Dalam pertemuan itu, Duta Besar Fauzi Bowo menjelaskan agenda pembangunan jangka menengah Indonesia yang saat ini diarahkan untuk meningkatkan kapasitas maritim nasional.
 
Kebijakan yang diambil Pemerintah Indonesia untuk mendukung agenda pembangunan tersebut tidak hanya terbatas pada percepatan pembangunan kapasitas infrastruktur pelabuhan, industri galangan kapal dan sektor terkait lainnya, namun juga mendorong pengembangan kapasitas wisata bahari nasional.
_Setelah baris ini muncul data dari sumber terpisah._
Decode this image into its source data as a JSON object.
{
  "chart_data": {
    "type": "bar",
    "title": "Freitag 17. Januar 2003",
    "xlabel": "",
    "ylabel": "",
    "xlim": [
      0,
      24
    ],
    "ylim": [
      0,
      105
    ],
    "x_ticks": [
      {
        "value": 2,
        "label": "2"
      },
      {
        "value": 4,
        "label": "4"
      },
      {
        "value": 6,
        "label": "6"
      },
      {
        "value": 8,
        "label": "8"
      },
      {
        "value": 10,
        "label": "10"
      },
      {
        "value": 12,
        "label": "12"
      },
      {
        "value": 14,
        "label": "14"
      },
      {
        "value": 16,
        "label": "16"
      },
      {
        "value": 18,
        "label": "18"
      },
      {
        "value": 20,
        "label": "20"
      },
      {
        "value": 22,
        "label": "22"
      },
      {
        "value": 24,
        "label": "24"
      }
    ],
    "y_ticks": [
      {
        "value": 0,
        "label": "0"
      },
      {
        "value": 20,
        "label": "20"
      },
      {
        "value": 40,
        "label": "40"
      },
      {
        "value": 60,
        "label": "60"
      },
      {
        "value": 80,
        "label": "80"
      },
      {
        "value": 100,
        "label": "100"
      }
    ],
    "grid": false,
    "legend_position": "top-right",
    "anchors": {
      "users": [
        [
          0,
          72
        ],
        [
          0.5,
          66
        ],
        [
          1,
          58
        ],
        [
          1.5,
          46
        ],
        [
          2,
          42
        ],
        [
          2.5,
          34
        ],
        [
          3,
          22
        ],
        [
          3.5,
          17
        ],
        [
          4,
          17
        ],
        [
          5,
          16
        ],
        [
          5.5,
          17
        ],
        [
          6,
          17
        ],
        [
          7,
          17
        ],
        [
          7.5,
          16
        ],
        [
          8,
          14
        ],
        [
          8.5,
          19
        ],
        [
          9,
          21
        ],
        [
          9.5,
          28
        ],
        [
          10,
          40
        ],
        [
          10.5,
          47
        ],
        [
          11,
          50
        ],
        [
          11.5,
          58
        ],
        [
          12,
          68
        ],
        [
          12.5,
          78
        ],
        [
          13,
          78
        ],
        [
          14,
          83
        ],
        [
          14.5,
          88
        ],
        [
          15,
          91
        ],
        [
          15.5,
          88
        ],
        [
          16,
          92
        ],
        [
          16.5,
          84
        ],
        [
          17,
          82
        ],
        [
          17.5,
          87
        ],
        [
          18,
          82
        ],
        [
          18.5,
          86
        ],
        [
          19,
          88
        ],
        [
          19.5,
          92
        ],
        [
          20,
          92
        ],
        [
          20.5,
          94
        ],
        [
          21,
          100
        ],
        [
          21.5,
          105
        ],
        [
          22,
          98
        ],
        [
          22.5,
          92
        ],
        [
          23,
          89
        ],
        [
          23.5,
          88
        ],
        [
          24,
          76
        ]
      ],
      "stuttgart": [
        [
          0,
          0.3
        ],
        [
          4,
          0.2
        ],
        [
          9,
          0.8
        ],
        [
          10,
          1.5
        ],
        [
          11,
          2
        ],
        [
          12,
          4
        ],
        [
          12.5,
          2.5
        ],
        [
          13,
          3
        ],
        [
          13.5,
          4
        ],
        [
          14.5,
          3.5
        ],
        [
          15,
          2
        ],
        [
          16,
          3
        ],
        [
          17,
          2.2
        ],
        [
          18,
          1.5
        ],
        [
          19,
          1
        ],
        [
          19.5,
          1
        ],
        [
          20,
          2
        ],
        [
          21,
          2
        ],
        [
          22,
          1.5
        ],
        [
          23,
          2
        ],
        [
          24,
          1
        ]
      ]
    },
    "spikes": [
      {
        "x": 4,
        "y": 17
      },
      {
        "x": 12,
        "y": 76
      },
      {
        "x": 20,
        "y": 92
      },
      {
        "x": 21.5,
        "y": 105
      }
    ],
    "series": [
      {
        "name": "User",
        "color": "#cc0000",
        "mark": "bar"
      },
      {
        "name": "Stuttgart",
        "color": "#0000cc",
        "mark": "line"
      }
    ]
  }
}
Hal ini mengingat Indonesia merupakan negara kepulauan terbesar di dunia dan memiliki potensi pariwisata maritim yang sangat besar.
 
Sektor pariwisata sendiri saat ini menjadi salah satu penyumbang signifikan dalam GDP Indonesia dengan kontribusi sekitar 11 persen dan merupakan penyedia sekitar 11 juta lapangan pekerjaan.
 
Sebagai tindak lanjut, jelas mantan Gubernur DKI Jakarta itu, Pemerintah Indonesia akan melakukan pemutakhiran terhadap Indonesia-Germany Joint Declaration for a Comprehensive Partnership atau Jakarta Declaration.
 
Pemutakhiran dokumen kerjasama komprehensif tersebut akan memuat komponen kerjasama pembangunan yang difokuskan untuk peningkatan kapasitas maritim dan pendidikan terampil, sehingga dapat mengakomodir berbagai peluang kerjasama konkrit yang dapat dilaksanakan dalam upaya pengembangan kapasitas wisata bahari.